Life on the Atomic River
About Life on the Atomic River
The documentary Life on the Atomic River, a film by Slawomir Grunberg and Slava Paperno about the human and environmental tragedy of the villages near the Siberian city of Chelyabinsk, was produced by Lexicon Bridge Publishers with the aim of creating a contemporary tool for learners of Russian. The footage used in this documentary was not filmed specifically for language learners. It was filmed for Slawomir Grunberg's Chelyabinsk: The Most Contaminated Spot on the Planet, a television documentary that won the Grand Prix at the International Nature and Environment Film Festival in Grenoble, France. The film also won the Best of the Environment Award at the Vermont International Film Festival in Vermont, USA and the Journalistic Achievement Award at the International Ecological Film Festival in Frieburg, Germany.
However, Lexicon Bridge Publishers' Life on the Atomic River, produced after another trip by Slava Paperno and Slawomir Grunberg to Chelyabinsk, Russia, was edited with the language learner in mind: for this film, we created short, self-contained scenes, organizing them into clear thematic sequences, and we used no music or sound effects that might complicate listening to speech.
Why a documentary?
The language of film includes many communication channels in addition to speech. When the dialogue is foreign, these channels are especially precious: a film can tell the learner more than a book. In a scripted film, speech is often absent for long stretches of time. A documentary, on the other hand, is mostly focused on speech.
Ideas and messages in a scripted film are filtered through the artist's imagination: in fiction, information is not the most valuable part. In a documentary, ideas and messages are presented for their own sake. The viewers strive to understand them so they can think about them and perhaps discuss them with other people. Isn't that what a language learner always wants to do?
But do the people in the film speak good Russian?
They speak excellent Russian. It is contemporary, natural, unscripted and unstilted, and most importantly, it reflects the personalities and backgrounds of real people. Some are educated and use short-form adjectives in their predicates. Others are uneducated and use words like нљту and боїлися. From both groups you will hear unfinished sentences, jumbled word order, meaningless conversational fillers... the works—just what you need to hear when learning Russian as it is spoken in Russia.
If this is for language learners, where are the exercises?
You don't need them. We don't like them. Exercises are haphazard collections of disjointed ideas. That's not how we think, and that's not how we learn. Exercises make you concentrate on the technical aspects of a sentence. When was the last time you filled-in-the-blanks in real life? Probably when working on a form in a doctor's office. Was it a learning experience?
What's wrong with fill-in-the blanks and multiple-choice boxes?
Everything. They are good only for tests and exams, and we're not testing you.
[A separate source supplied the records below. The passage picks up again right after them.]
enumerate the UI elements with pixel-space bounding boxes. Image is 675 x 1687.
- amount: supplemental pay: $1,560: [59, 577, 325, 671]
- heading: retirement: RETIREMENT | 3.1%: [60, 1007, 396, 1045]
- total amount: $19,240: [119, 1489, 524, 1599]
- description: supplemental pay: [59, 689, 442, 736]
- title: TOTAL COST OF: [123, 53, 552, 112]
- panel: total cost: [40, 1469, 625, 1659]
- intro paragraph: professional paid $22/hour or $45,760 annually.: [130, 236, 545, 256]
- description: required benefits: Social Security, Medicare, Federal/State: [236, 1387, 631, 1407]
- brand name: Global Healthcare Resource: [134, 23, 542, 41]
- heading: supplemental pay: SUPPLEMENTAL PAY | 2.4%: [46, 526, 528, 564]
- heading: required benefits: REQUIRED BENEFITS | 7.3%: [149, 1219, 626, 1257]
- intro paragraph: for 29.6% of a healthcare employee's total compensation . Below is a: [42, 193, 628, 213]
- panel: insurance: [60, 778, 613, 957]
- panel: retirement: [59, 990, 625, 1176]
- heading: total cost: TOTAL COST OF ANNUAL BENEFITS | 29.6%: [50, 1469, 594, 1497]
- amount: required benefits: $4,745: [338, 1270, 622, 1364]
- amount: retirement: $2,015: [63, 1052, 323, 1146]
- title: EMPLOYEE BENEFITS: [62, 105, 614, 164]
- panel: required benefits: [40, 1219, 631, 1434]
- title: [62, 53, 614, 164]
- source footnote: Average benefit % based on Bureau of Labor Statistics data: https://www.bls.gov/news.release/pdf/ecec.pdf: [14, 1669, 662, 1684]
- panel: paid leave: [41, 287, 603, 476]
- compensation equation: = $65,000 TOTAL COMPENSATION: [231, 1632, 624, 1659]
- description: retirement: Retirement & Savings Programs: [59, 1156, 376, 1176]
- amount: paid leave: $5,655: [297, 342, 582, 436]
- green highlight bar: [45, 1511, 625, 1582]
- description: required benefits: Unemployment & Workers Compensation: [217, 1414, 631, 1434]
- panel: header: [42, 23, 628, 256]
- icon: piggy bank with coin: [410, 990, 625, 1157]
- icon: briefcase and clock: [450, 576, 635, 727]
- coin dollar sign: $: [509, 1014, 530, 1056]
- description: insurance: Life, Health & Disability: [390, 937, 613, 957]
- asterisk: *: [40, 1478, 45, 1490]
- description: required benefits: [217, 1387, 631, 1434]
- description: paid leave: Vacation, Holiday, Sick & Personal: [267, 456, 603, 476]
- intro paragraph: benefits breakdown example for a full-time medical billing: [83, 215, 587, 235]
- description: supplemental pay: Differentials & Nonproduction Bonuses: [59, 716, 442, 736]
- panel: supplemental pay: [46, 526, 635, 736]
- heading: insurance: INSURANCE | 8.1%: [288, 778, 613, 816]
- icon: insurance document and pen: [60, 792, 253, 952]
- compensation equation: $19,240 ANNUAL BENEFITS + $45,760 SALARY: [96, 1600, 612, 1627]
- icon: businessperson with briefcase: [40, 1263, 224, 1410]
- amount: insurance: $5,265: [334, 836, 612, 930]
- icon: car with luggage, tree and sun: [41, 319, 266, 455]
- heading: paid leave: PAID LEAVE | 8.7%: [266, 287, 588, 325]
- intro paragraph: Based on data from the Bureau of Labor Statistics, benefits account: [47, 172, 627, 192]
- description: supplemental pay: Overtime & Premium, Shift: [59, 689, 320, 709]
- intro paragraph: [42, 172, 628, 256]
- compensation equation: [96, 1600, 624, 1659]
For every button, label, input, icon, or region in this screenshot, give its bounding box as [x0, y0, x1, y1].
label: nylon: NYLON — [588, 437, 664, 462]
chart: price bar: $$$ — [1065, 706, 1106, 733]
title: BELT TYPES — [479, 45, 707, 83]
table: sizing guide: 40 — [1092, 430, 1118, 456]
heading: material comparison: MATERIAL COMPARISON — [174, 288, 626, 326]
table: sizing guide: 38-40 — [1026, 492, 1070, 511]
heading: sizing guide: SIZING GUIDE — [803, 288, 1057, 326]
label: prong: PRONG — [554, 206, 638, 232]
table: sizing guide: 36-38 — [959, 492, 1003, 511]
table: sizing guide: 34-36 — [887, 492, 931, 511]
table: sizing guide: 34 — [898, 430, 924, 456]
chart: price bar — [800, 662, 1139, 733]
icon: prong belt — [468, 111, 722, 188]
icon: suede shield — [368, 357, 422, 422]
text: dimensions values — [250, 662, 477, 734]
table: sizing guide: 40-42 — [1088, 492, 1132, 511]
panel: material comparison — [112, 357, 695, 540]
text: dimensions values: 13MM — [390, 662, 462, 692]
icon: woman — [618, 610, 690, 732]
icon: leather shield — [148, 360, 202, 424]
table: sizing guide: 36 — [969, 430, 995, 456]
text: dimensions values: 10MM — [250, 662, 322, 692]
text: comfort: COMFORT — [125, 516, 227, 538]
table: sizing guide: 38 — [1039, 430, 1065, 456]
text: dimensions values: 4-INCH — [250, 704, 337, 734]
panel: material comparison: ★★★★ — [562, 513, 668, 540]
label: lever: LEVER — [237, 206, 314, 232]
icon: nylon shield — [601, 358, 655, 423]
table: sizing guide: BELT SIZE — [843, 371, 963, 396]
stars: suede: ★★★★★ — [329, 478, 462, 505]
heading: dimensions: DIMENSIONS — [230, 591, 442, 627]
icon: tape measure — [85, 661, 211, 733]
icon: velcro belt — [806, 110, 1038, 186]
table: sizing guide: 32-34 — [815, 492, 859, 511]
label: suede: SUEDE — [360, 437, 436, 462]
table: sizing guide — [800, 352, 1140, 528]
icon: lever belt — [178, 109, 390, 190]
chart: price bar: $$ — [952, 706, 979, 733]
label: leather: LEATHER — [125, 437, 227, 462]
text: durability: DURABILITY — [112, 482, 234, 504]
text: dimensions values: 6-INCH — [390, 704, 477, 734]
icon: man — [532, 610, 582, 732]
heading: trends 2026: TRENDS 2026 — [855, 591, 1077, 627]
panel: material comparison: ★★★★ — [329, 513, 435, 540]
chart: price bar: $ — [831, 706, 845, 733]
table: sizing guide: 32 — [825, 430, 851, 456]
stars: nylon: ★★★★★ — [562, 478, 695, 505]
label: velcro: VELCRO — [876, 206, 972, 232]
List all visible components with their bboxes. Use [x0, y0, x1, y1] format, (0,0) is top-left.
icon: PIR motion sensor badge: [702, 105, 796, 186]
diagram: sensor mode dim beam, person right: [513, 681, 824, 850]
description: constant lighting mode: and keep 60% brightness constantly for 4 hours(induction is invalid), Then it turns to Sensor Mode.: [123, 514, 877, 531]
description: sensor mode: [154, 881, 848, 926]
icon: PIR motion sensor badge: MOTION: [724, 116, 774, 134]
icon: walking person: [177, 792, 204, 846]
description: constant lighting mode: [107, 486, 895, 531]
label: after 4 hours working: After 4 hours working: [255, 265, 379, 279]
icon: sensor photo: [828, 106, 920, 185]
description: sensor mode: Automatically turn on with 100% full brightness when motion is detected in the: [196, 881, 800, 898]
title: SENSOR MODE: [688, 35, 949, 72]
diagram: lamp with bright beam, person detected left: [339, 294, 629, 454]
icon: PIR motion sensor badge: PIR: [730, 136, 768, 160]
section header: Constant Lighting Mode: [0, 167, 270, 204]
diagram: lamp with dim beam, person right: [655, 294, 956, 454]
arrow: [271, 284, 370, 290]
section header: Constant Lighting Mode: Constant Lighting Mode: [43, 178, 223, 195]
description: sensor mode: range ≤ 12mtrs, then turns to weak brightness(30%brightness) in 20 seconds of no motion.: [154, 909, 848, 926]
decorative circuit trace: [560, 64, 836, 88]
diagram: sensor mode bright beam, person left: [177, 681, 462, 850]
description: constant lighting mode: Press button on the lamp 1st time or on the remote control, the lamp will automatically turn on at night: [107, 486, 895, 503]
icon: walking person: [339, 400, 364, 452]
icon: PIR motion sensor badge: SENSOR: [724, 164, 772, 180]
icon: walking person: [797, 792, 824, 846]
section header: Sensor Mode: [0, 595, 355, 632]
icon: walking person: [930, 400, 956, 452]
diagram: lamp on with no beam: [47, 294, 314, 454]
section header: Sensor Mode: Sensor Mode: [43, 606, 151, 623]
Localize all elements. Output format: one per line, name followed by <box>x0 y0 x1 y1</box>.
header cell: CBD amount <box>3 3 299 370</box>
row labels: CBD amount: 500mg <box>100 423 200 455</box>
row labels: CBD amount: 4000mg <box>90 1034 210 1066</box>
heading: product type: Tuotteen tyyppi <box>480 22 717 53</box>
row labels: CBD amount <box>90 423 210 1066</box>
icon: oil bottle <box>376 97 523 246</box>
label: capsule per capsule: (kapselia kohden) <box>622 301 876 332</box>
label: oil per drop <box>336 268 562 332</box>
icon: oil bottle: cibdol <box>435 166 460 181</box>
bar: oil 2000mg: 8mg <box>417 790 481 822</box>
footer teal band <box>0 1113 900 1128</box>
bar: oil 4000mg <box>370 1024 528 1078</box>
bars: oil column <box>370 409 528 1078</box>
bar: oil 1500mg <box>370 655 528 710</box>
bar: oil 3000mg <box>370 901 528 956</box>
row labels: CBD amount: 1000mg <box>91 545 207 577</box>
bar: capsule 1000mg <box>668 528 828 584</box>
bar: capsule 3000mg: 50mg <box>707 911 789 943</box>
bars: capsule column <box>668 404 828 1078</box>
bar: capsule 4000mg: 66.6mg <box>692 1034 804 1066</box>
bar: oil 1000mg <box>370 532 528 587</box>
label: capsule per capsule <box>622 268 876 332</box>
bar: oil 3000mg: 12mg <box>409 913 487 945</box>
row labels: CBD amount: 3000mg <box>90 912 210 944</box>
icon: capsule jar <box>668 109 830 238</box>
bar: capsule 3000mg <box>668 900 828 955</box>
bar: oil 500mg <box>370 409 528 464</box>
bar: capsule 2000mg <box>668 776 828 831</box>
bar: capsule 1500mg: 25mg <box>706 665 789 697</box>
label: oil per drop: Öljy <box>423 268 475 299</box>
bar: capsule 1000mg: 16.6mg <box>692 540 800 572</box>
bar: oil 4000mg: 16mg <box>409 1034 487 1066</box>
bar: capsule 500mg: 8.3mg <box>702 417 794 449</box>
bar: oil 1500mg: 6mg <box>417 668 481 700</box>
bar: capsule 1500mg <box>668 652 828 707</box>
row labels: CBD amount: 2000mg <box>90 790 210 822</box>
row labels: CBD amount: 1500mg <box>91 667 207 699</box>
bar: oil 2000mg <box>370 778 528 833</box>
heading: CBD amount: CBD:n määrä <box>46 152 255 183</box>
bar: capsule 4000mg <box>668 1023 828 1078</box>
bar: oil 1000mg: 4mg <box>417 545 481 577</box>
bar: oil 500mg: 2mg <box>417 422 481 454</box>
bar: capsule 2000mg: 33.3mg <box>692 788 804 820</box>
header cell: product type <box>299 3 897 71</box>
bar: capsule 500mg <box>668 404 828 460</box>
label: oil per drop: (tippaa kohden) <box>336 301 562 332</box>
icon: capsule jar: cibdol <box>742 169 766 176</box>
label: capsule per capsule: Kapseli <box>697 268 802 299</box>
Vocabulary lists would be helpful, no?
No. We don't learn a language by memorizing lists. We learn by processing and producing sentences and paragraphs, i.e. by thinking. And we learn best when we really want to understand a story or an idea and to talk about it. This documentary is full of ideas and stories, and they are all real and relevant (and mostly tragic). There's a lot to learn and think about. Go ahead.
Start by playing a scene, watching, and listening, but do not try to understand every word. If you get just a few words on your first viewing, that's fine. Get the general idea and, of course, absorb the scene.
Next, read the transcript. Don't click every word to see what they all mean. Not every word is crucial. Click only the words that seem essential. Once you get to the next level of understanding, watch the scene again.
Then go back to the transcript and click the words that hold the clues to the details you may still be missing. Watch again a couple of times until you can easily hear almost every word and follow the meaning of every sentence as it is spoken.
If you are lucky enough to have a companion or a group you can discuss these scenes with, be sure to do just that. Telling someone what you have learned about the people in a scene is fun and an important learning step. Enjoy!